Seeing unusual sights is pretty routine on top of Mount Washington, but the sight on Sunday was particularly rare: The northern lights at the same time as a full moon.

It’s unusual for the aurora borealis, the scientific name for the northern lights, to be visible as far south as New Hampshire. What made this sighting rare was the fact that light of a full moon usually overwhelms just about everything else in the night sky.

To have the green of the Northern Lights visible even past the lunar glow was so unusual that observer Ryan Knapp reported on the Mount Washington Observatory’s Instagram feed that he has seen it only once before in more than a decade of nighttime observations around the region.

The northern lights are caused when charged particles from the sun interact with molecules in the upper atmosphere. Green is the most common color, occurring when they interact with oxygen, but the lights can be red, blue or even white if conditions are correct.
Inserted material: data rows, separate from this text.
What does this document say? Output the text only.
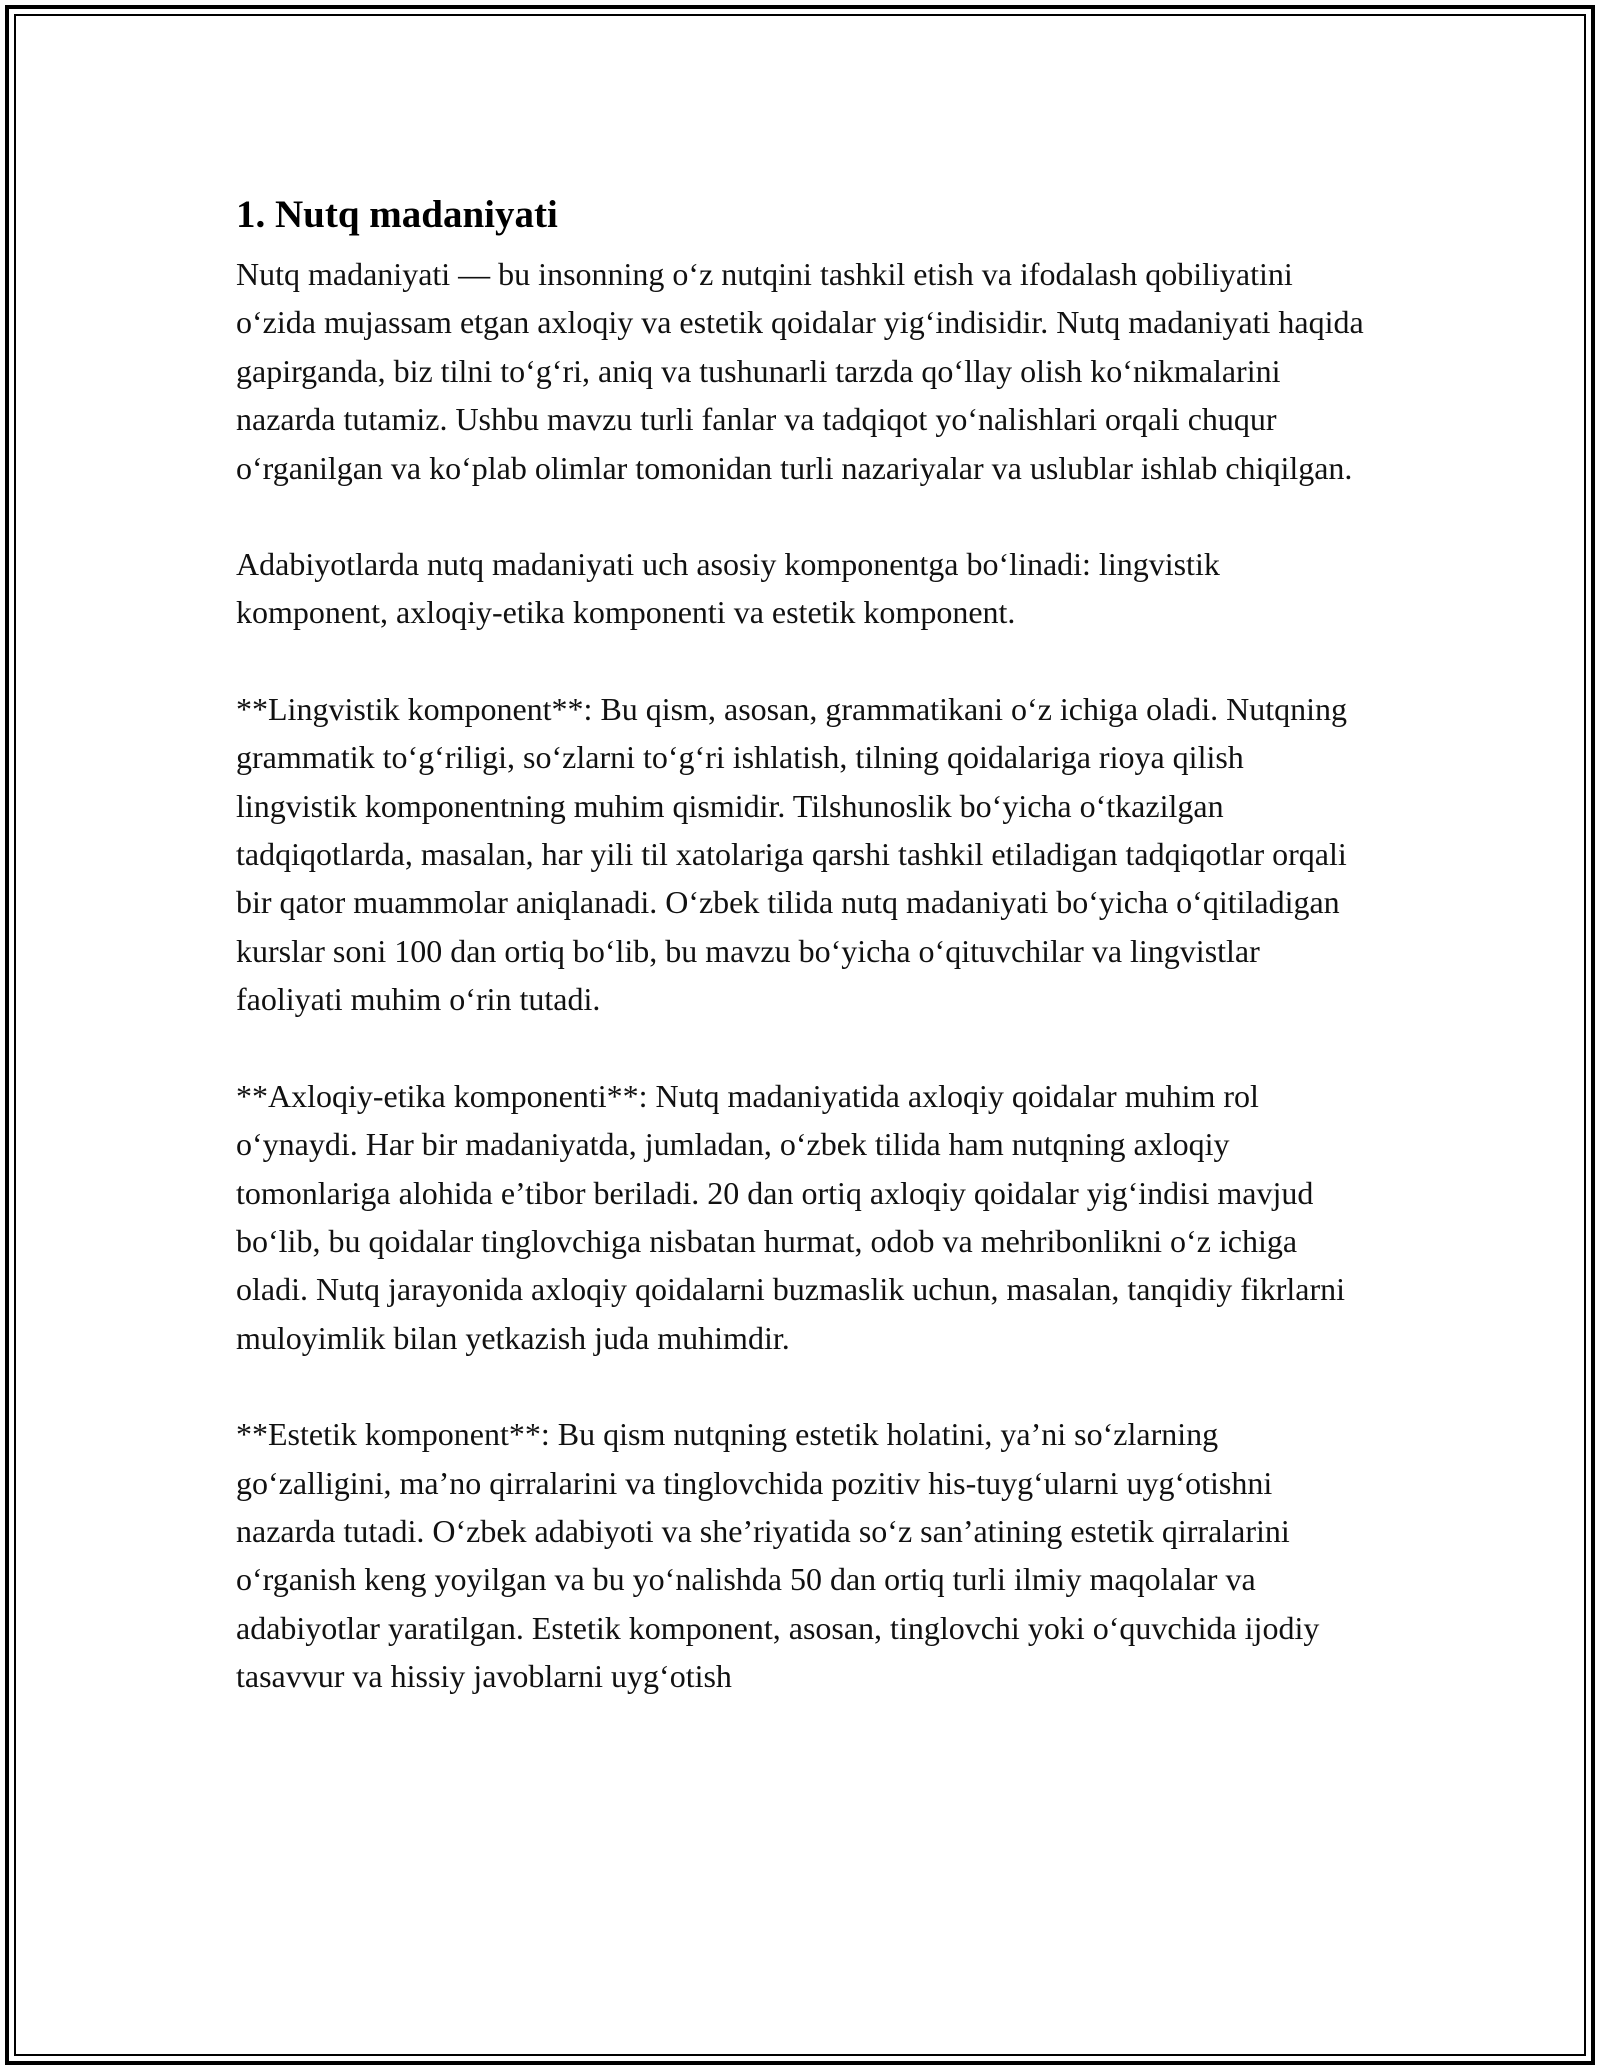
1. Nutq madaniyati

Nutq madaniyati — bu insonning o‘z nutqini tashkil etish va ifodalash qobiliyatini o‘zida mujassam etgan axloqiy va estetik qoidalar yig‘indisidir. Nutq madaniyati haqida gapirganda, biz tilni to‘g‘ri, aniq va tushunarli tarzda qo‘llay olish ko‘nikmalarini nazarda tutamiz. Ushbu mavzu turli fanlar va tadqiqot yo‘nalishlari orqali chuqur o‘rganilgan va ko‘plab olimlar tomonidan turli nazariyalar va uslublar ishlab chiqilgan.

Adabiyotlarda nutq madaniyati uch asosiy komponentga bo‘linadi: lingvistik komponent, axloqiy-etika komponenti va estetik komponent.

**Lingvistik komponent**: Bu qism, asosan, grammatikani o‘z ichiga oladi. Nutqning grammatik to‘g‘riligi, so‘zlarni to‘g‘ri ishlatish, tilning qoidalariga rioya qilish lingvistik komponentning muhim qismidir. Tilshunoslik bo‘yicha o‘tkazilgan tadqiqotlarda, masalan, har yili til xatolariga qarshi tashkil etiladigan tadqiqotlar orqali bir qator muammolar aniqlanadi. O‘zbek tilida nutq madaniyati bo‘yicha o‘qitiladigan kurslar soni 100 dan ortiq bo‘lib, bu mavzu bo‘yicha o‘qituvchilar va lingvistlar faoliyati muhim o‘rin tutadi.

**Axloqiy-etika komponenti**: Nutq madaniyatida axloqiy qoidalar muhim rol o‘ynaydi. Har bir madaniyatda, jumladan, o‘zbek tilida ham nutqning axloqiy tomonlariga alohida e’tibor beriladi. 20 dan ortiq axloqiy qoidalar yig‘indisi mavjud bo‘lib, bu qoidalar tinglovchiga nisbatan hurmat, odob va mehribonlikni o‘z ichiga oladi. Nutq jarayonida axloqiy qoidalarni buzmaslik uchun, masalan, tanqidiy fikrlarni muloyimlik bilan yetkazish juda muhimdir.

**Estetik komponent**: Bu qism nutqning estetik holatini, ya’ni so‘zlarning go‘zalligini, ma’no qirralarini va tinglovchida pozitiv his-tuyg‘ularni uyg‘otishni nazarda tutadi. O‘zbek adabiyoti va she’riyatida so‘z san’atining estetik qirralarini o‘rganish keng yoyilgan va bu yo‘nalishda 50 dan ortiq turli ilmiy maqolalar va adabiyotlar yaratilgan. Estetik komponent, asosan, tinglovchi yoki o‘quvchida ijodiy tasavvur va hissiy javoblarni uyg‘otish
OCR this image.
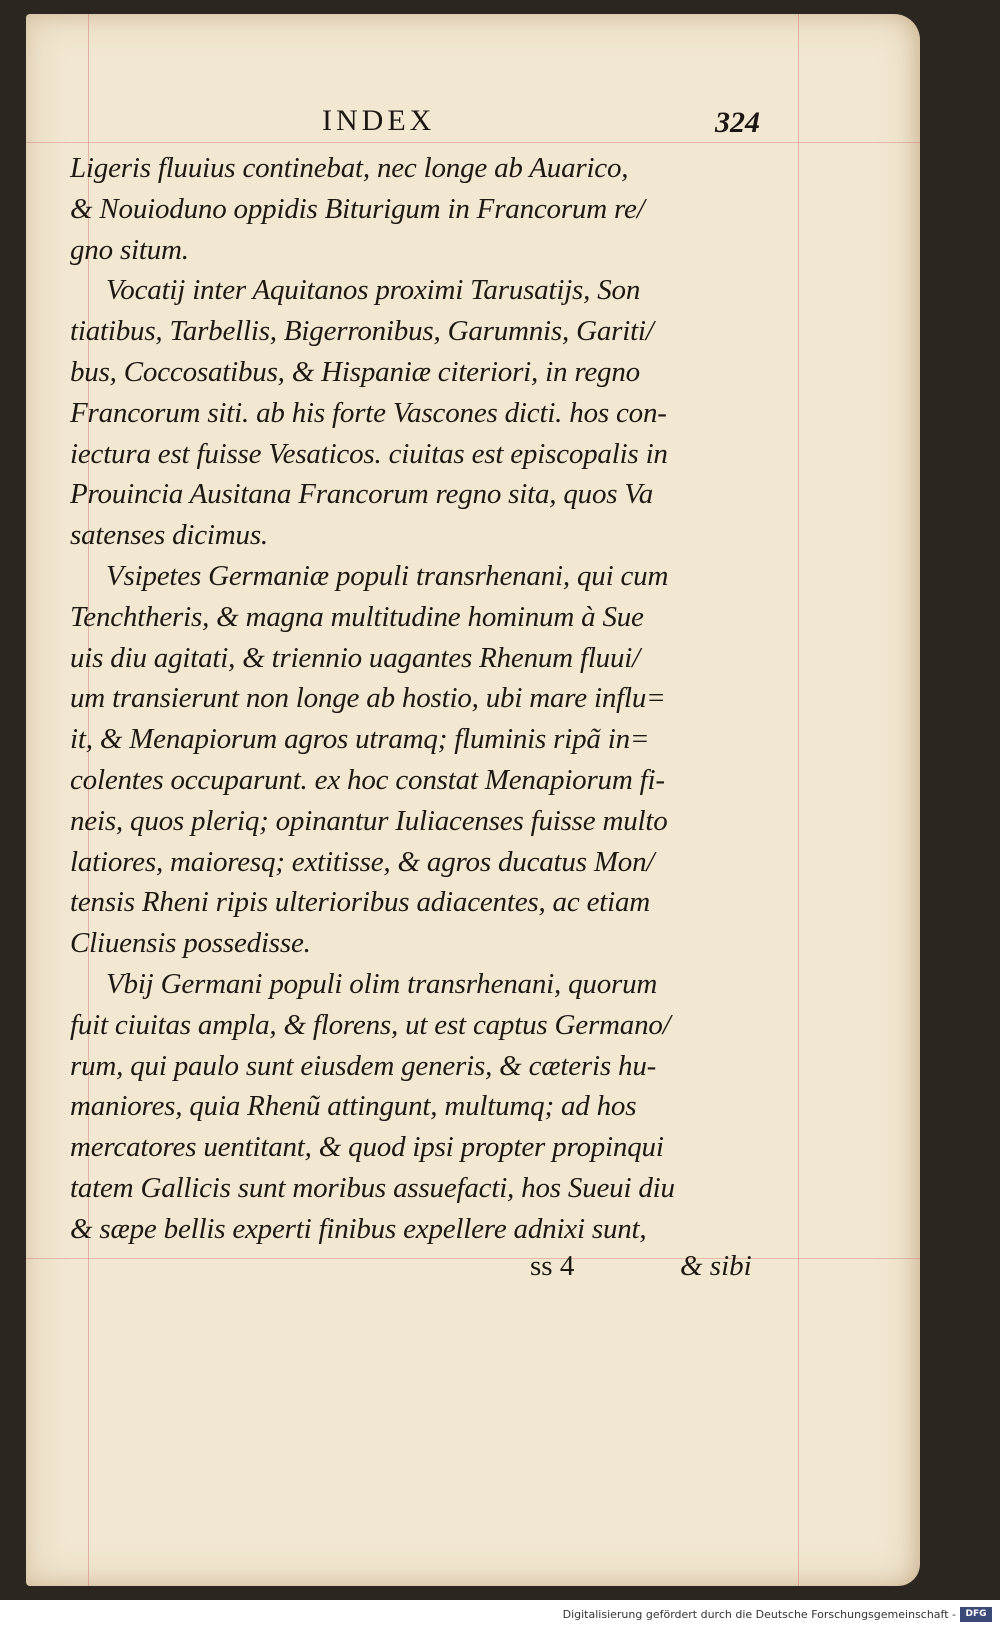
INDEX	324
Ligeris fluuius continebat, nec longe ab Auarico,
& Nouioduno oppidis Biturigum in Francorum re/
gno situm.
Vocatij inter Aquitanos proximi Tarusatijs, Son
tiatibus, Tarbellis, Bigerronibus, Garumnis, Gariti/
bus, Coccosatibus, & Hispaniæ citeriori, in regno
Francorum siti. ab his forte Vascones dicti. hos con-
iectura est fuisse Vesaticos. ciuitas est episcopalis in
Prouincia Ausitana Francorum regno sita, quos Va
satenses dicimus.
Vsipetes Germaniæ populi transrhenani, qui cum
Tenchtheris, & magna multitudine hominum à Sue
uis diu agitati, & triennio uagantes Rhenum fluui/
um transierunt non longe ab hostio, ubi mare influ=
it, & Menapiorum agros utramq; fluminis ripã in=
colentes occuparunt. ex hoc constat Menapiorum fi-
neis, quos pleriq; opinantur Iuliacenses fuisse multo
latiores, maioresq; extitisse, & agros ducatus Mon/
tensis Rheni ripis ulterioribus adiacentes, ac etiam
Cliuensis possedisse.
Vbij Germani populi olim transrhenani, quorum
fuit ciuitas ampla, & florens, ut est captus Germano/
rum, qui paulo sunt eiusdem generis, & cæteris hu-
maniores, quia Rhenũ attingunt, multumq; ad hos
mercatores uentitant, & quod ipsi propter propinqui
tatem Gallicis sunt moribus assuefacti, hos Sueui diu
& sæpe bellis experti finibus expellere adnixi sunt,
ss 4	& sibi
Digitalisierung gefördert durch die Deutsche Forschungsgemeinschaft -	DFG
They happen around the planet’s two poles – there are also southern lights – because the planet’s magnetic field channels the charged particles to our northern and southern extremities, similar to the way iron filings are attracted to the two ends of a bar magnet.

There’s no data kept about how often the northern lights are visible in New Hampshire, but they are likely to become rare in the new few years because the sun is entering the quiet phase of a roughly 11-year solar cycle, during which the amount of particle and radiation that it emits fluctuates greatly.